Green Schoolyards America seeks to transform asphalt-covered school grounds into park-like green spaces that improve children’s well-being, learning, and play while contributing to their communities’ ecological health and climate resilience. Green Schoolyards America envisions a future in which public school grounds are used strategically to improve the well-being of children, their communities, and the urban environment at the same time. To achieve this, we are working toward the following outcomes:

  • CHILDREN: All children and youth have daily access to nature on their own school grounds to improve their learning, play, health, and social environments. Students and the school community act as stewards of their school grounds, actively taking part in shaping and caring for their shared public space.
  • COMMUNITY: School grounds are vibrant, lively centers for their neighborhoods—used and valued during the school day for academic and recreational purposes and by their communities after hours. Public infrastructure on school grounds is well cared for and resources are equitably distributed.
  • ENVIRONMENT: School grounds act as green infrastructure for their cities, helping to foster healthy urban watersheds, robust wildlife habitats and corridors, improved climate change mitigation, and better air quality.

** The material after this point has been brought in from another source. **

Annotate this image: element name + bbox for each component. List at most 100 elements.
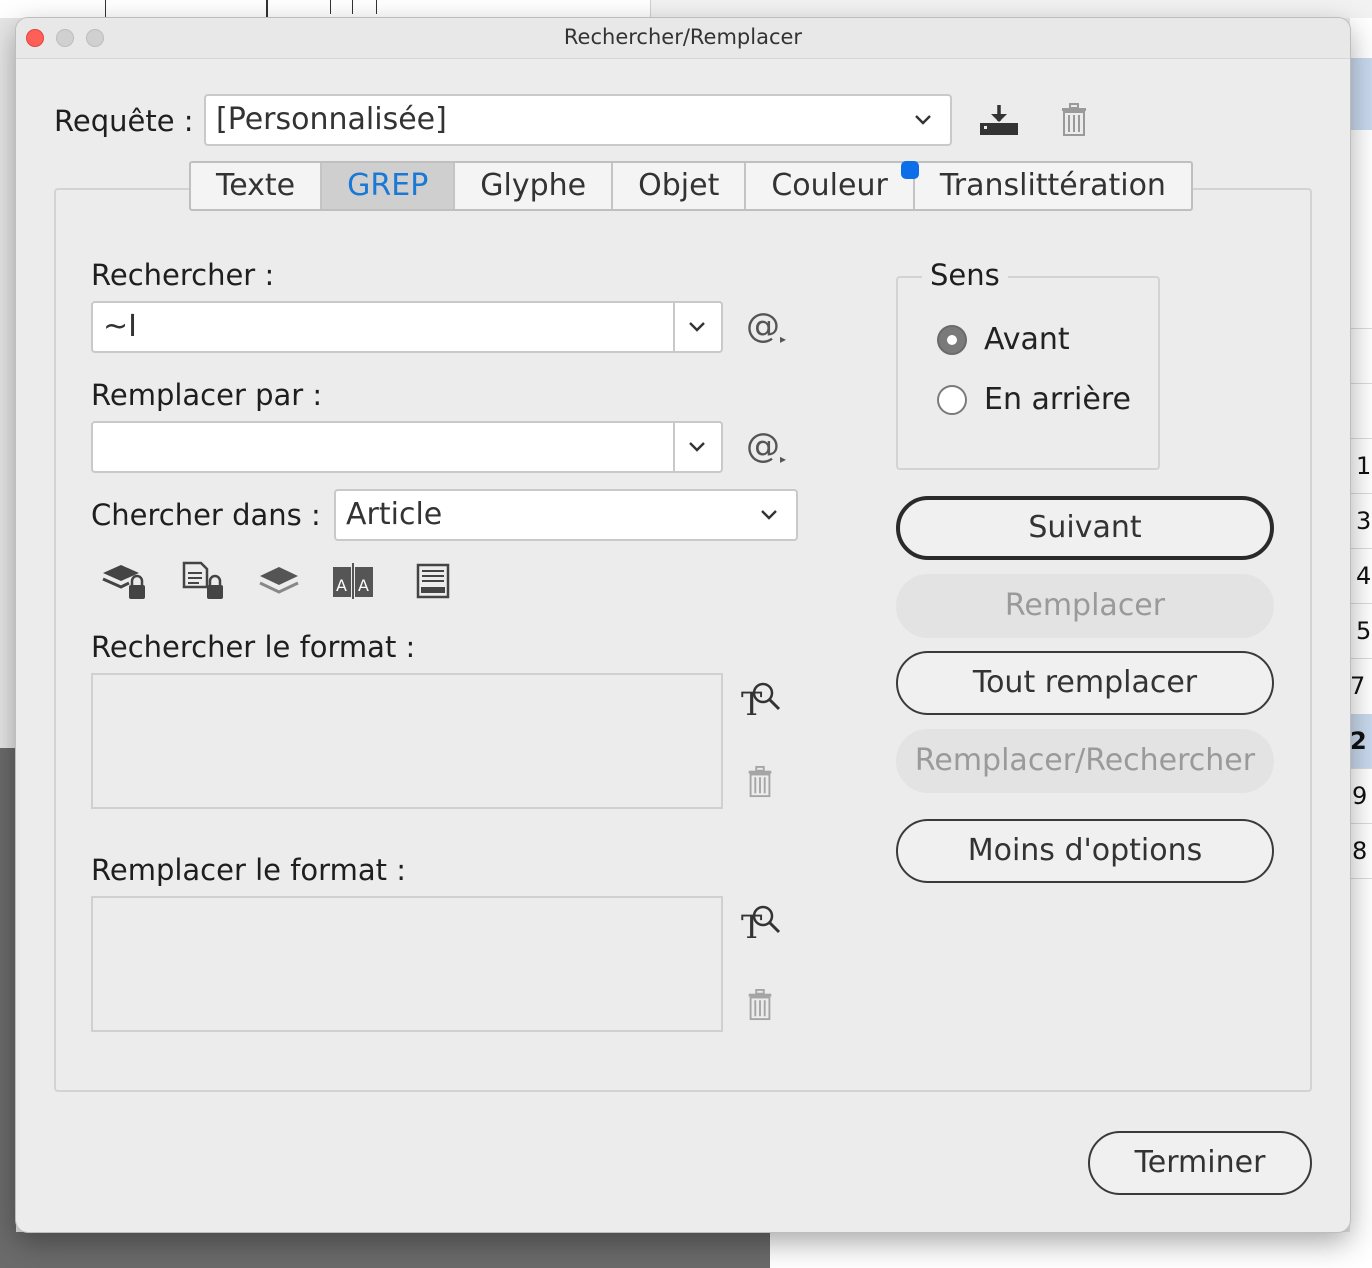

Why do Green schoolyards America matter to us? Because public school districts are one of the largest landowners in almost every city and town across the United States. Across the United States, over 98,000 public schools serve more than 50 million pre-kindergarten to 12th grade students every day, and collectively manage an estimated 2 million acres of land. Because Choices made by school districts about how they manage their landscapes profoundly impact the perspectives of local citizens whose daily, outdoor experiences are at school. And because it’s a template.

DEEPER DIVE: GSoA, Benefits of Trees

 

GLOBAL RECYCLING DAY 3/18/23!

Global Recycling Day was created in 2018 by the Global Recycling Foundation to help recognize, and celebrate, the importance recycling plays in preserving our precious primary resources and securing the future of our planet. Traditionally, the Big Six of the Earth’s precious, primary natural resources are water, air, soil, petroleum products, coal and minerals. These resources represent the foundation of humanity’s current existence. All food, clothing and shelter come from them. Most importantly, the Big Six are both finite and rapidly depleting. Hence the importance of the planet’s “Seventh Resource”: Recyclables. 

The environmentally sound management of hazardous and other waste is a complex issue which requires concerted actions by countries, the private sector, civil society and other stakeholders. Global Recycling Day is an important step in this direction – prompting people across the world to work together – on waste – towards a more sustainable future for all.

Why does celebrating Global Recycling Day matter to us?  It’s a day to tell world leaders that recycling is simply too important not to be a global issue, and that a common, collaborative approach to recycling is urgently needed. It’s also a day to ask people across the planet to think resource, not waste, when it comes to the goods around us – placing renewed emphasis on the actual value recycled goods have. Plus, recycling saves over 800 million tons in carbon dioxide emissions from entering the atmosphere annually. That figure is projected to climb to 1.1 billion tons by 2030, if we all pitch in.